OpenAI’s annualized revenue run rate has reached $20 billion in 2025, an increase of 233.3% compared to 2024. According to CFO Sarah Friar, this growth on such a scale was never seen before. The 2025 figure represents an acceleration relative to 2024, when revenue rose by 200%, from $2 billion in 2023 to $6 billion. While OpenAI has not disclosed detailed figures on costs or profitability, the scale of its spending can be inferred from data on its computing infrastructure.
The impressive growth, however, comes with a significant asterisk: revenue expansion appears to be closely tied to a parallel surge in expenses. While OpenAI has not disclosed detailed figures on costs or profitability, the scale of its spending can be inferred from data on its computing infrastructure.
According to the company, OpenAI operated 1.9 gigawatts of computing power in 2025, equivalent to the electricity consumption of roughly two million households, or about 12% of Israel’s peak electricity output, an increase of 216.7% compared with 2024.

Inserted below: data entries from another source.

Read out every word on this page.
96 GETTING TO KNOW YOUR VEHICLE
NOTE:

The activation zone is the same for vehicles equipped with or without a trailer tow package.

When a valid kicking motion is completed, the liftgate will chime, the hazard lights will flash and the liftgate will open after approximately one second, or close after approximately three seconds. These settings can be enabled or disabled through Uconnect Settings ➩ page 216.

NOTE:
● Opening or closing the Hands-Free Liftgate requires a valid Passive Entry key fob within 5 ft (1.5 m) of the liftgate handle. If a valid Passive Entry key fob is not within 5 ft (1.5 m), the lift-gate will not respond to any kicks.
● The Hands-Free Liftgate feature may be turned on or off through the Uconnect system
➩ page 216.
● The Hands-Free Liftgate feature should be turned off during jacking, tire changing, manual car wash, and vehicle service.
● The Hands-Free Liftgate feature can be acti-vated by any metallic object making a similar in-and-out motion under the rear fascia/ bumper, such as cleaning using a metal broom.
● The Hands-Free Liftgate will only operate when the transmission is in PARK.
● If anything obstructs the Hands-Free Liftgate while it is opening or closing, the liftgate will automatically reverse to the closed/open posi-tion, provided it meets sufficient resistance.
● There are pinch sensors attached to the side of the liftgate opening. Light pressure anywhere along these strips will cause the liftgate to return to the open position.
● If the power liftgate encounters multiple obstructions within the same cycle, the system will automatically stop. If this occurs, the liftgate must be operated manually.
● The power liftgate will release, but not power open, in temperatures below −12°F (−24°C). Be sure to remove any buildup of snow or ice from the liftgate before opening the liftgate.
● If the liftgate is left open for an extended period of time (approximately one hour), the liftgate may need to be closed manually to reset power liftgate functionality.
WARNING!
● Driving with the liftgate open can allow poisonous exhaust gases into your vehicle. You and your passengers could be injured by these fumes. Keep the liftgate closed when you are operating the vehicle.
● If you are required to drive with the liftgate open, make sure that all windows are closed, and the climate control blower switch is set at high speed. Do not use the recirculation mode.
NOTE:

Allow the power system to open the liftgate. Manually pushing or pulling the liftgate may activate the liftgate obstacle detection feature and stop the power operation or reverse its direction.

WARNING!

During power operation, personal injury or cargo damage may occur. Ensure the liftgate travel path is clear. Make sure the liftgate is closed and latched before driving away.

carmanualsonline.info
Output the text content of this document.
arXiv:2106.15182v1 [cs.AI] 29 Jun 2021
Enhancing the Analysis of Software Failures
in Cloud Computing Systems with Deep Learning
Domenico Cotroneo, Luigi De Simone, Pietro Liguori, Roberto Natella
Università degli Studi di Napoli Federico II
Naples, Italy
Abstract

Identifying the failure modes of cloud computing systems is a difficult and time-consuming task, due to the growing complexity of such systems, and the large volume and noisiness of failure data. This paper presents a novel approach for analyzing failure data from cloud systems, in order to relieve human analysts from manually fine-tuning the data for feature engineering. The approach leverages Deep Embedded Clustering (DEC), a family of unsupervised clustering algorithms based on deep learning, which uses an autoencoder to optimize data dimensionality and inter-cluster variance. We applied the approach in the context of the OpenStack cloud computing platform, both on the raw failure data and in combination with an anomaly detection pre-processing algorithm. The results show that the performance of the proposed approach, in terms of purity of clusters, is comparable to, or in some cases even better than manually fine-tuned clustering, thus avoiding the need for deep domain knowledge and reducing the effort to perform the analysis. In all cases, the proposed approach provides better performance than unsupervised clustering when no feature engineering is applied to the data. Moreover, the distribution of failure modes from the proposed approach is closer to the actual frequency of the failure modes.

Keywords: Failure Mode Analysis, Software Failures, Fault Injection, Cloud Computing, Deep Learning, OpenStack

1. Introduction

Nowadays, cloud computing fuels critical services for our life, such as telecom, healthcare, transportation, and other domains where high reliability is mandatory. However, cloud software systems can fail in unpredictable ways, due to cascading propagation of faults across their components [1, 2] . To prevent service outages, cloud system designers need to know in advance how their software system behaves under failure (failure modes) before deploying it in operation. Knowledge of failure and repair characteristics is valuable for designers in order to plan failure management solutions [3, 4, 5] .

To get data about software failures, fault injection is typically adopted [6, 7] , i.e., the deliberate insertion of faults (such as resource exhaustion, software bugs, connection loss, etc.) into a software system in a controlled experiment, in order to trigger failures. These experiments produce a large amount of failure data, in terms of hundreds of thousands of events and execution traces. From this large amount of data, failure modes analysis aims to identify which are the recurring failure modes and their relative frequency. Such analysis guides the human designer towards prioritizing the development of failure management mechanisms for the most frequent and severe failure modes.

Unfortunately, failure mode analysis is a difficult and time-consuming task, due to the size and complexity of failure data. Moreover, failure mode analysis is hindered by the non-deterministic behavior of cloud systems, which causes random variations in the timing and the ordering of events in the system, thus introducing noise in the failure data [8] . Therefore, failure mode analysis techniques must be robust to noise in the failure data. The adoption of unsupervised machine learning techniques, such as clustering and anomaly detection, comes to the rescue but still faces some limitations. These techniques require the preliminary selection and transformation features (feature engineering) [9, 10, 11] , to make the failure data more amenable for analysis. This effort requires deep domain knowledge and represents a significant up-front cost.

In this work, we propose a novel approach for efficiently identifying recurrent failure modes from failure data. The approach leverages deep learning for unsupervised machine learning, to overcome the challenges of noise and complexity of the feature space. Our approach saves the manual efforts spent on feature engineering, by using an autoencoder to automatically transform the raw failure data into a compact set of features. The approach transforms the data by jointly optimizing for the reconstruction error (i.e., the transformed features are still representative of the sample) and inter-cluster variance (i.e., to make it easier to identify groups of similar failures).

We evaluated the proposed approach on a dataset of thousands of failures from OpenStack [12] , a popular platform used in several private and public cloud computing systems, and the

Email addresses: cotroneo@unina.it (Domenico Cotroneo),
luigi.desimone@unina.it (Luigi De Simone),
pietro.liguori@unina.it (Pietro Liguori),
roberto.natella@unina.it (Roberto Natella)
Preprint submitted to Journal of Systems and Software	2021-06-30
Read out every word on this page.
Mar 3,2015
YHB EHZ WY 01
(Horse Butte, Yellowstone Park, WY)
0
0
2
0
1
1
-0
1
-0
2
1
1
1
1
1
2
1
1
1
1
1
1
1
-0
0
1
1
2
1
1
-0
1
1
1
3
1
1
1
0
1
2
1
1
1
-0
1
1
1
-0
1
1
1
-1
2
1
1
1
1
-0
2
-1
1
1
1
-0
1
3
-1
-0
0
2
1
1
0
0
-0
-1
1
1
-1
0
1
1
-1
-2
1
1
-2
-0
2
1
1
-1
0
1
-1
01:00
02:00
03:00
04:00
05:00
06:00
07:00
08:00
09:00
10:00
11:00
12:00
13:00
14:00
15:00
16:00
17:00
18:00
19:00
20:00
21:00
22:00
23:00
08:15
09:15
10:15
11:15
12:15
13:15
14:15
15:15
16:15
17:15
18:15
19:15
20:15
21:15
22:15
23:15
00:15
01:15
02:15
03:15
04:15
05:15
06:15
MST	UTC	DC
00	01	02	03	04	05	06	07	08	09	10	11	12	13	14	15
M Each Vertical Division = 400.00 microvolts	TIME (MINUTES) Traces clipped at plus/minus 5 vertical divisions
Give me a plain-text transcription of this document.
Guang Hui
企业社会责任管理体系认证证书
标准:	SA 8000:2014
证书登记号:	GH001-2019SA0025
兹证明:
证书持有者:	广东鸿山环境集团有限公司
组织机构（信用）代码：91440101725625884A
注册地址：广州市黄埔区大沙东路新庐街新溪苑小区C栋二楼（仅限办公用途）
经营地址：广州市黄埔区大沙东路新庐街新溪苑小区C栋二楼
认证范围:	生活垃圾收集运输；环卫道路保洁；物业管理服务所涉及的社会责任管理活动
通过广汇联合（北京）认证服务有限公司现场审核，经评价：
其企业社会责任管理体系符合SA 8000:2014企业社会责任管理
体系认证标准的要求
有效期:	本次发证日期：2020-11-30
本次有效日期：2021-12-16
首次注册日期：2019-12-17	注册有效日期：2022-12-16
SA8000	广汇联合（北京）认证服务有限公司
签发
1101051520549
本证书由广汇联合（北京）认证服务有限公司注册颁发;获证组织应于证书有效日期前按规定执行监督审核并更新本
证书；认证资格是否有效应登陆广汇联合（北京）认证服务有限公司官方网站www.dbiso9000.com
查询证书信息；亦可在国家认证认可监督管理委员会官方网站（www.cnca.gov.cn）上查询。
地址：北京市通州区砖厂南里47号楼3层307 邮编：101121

This dramatic expansion in computing capacity implies expenses running into the tens of billions of dollars annually, suggesting that even $20 billion in annual revenue may be insufficient to support the company’s current trajectory.
The Wall Street Journal in December reported that OpenAI was seeking to raise $100 billion at a valuation of $830 billion, primarily to finance further expansion of its computing infrastructure. Around the same time, it was reported that SoftBank had completed a $40 billion investment in the company.